Search for data science interview questions in India and you will find the same quiz everywhere: define p-value, explain the bias-variance tradeoff, what is a random forest. Memorise it and you will clear exactly one round, the easy one. The offers are won and lost in the rounds those lists do not prepare you for. I have interviewed for these roles, and here is what each round is actually testing.
The coding and SQL round
This is the filter, and in India it is more often SQL than people expect. A lot of “data science” work is pulling and shaping data, so companies check whether you can actually query. Practice joins, window functions, and group-bys until they are reflexive. If you freeze on a moderately nested SQL question, it does not matter how well you know gradient boosting, because you will not reach the round where it comes up. This is the cheapest round to prepare for and the most common one people underrate.
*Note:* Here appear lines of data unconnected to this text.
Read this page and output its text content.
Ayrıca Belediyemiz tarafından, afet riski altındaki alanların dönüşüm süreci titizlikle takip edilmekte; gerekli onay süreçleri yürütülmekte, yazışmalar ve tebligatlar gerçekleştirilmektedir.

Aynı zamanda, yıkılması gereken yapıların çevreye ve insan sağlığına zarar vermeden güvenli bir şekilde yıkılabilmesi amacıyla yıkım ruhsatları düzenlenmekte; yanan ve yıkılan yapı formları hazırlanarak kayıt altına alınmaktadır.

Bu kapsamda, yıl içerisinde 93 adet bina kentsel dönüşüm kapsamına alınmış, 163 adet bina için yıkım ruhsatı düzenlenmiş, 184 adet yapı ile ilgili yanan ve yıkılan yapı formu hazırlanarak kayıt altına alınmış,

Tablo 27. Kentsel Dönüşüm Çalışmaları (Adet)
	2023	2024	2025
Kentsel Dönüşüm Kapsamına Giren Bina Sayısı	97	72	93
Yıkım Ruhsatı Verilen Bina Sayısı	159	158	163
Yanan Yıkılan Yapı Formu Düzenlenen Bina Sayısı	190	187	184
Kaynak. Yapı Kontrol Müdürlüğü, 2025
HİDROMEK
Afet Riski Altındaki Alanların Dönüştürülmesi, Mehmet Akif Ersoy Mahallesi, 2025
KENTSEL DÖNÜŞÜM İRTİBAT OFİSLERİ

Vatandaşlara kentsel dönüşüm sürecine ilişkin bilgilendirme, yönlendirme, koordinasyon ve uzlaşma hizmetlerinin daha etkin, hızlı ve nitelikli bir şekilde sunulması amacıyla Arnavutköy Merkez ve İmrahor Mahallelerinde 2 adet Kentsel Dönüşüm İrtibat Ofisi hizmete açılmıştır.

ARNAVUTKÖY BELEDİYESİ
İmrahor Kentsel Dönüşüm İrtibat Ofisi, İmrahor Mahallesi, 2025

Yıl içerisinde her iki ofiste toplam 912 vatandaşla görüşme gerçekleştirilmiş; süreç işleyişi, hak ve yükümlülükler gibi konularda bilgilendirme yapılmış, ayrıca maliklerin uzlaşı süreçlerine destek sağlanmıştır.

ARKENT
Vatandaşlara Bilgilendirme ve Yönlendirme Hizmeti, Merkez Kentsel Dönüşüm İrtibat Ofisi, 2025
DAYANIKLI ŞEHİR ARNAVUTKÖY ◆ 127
The concepts round, and the follow-up
Yes, they will ask you to explain overfitting and regularization. Know them cold. But the signal is in the follow-up, not the definition. After you define overfitting, expect “how would you detect it here,” and after you name a metric, expect “why that metric and not another for this problem.” The interviewer is checking whether you understand the concept or just memorised its sentence. Prepare by taking every definition you know and asking yourself the “so what, in practice” question behind it. That is the version that gets asked once you are past the fresher screen.
The project round, which decides it
They will pick something off your resume and go deep. This round decides more offers than any other, because it is the one you cannot cram for. If the project is genuinely yours, you can walk through why you made each choice and what you would do differently, and the conversation flows. If it was a tutorial you followed, you run out of answers in about three questions, and the interviewer knows. The preparation for this round happened months ago, when you either built something real or did not. If you have time before your interviews, that is where to spend it, which is the whole argument in how to actually become an ML engineer here.
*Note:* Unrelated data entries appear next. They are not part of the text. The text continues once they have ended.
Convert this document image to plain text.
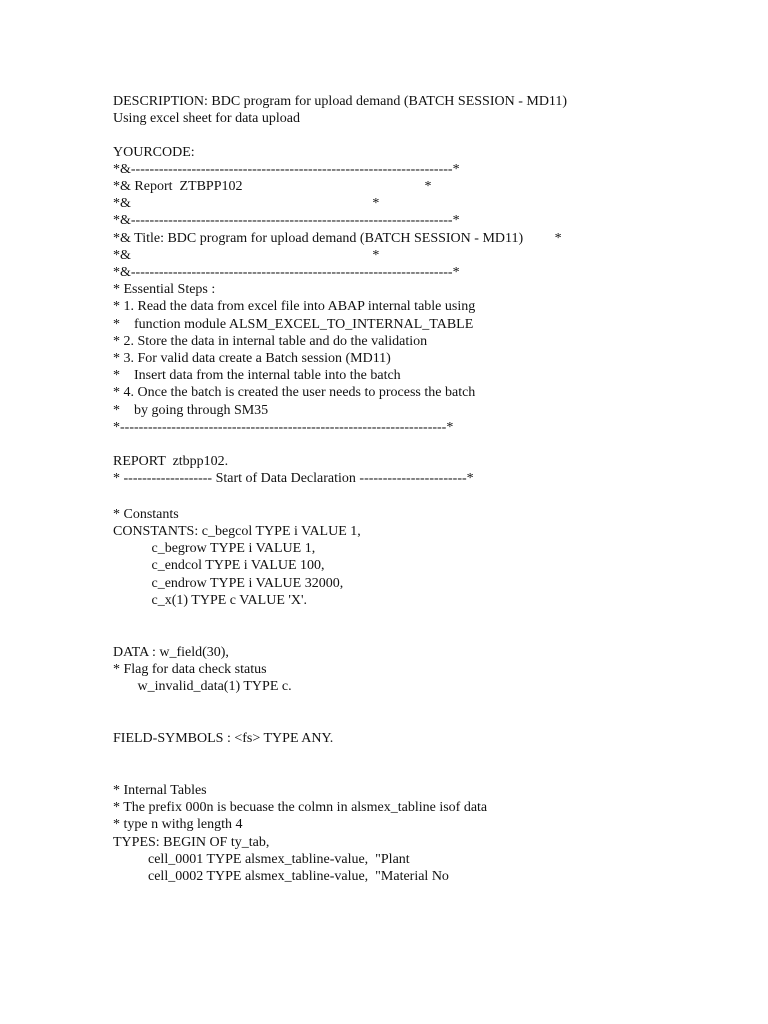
DESCRIPTION: BDC program for upload demand (BATCH SESSION - MD11)

Using excel sheet for data upload

YOURCODE:

*&---------------------------------------------------------------------*

*& Report  ZTBPP102                                                    *

*&                                                                     *

*&---------------------------------------------------------------------*

*& Title: BDC program for upload demand (BATCH SESSION - MD11)         *

*&                                                                     *

*&---------------------------------------------------------------------*

* Essential Steps :

* 1. Read the data from excel file into ABAP internal table using

*    function module ALSM_EXCEL_TO_INTERNAL_TABLE

* 2. Store the data in internal table and do the validation

* 3. For valid data create a Batch session (MD11)

*    Insert data from the internal table into the batch

* 4. Once the batch is created the user needs to process the batch

*    by going through SM35

*----------------------------------------------------------------------*

REPORT  ztbpp102.

* ------------------- Start of Data Declaration -----------------------*

* Constants

CONSTANTS: c_begcol TYPE i VALUE 1,

c_begrow TYPE i VALUE 1,

c_endcol TYPE i VALUE 100,

c_endrow TYPE i VALUE 32000,

c_x(1) TYPE c VALUE 'X'.

DATA : w_field(30),

* Flag for data check status

w_invalid_data(1) TYPE c.

FIELD-SYMBOLS : <fs> TYPE ANY.

* Internal Tables

* The prefix 000n is becuase the colmn in alsmex_tabline isof data

* type n withg length 4

TYPES: BEGIN OF ty_tab,

cell_0001 TYPE alsmex_tabline-value,  "Plant

cell_0002 TYPE alsmex_tabline-value,  "Material No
The case or business round
Senior interviewers, especially at product companies, will hand you a vague problem and watch how you think. “Our numbers dropped, how would you investigate.” There is no memorised answer. They want to see you ask clarifying questions, break the problem down, and reason under uncertainty. You prepare for this by practising the thinking out loud, not by learning facts.
So prepare for the interview you will actually get. Get your SQL sharp, know your concepts well enough to survive the follow-up, and above all be able to defend a real project, because that is the round that separates the offers from the near-misses. The quiz is the floor. The rounds that decide it are about whether you can think, not whether you can recite.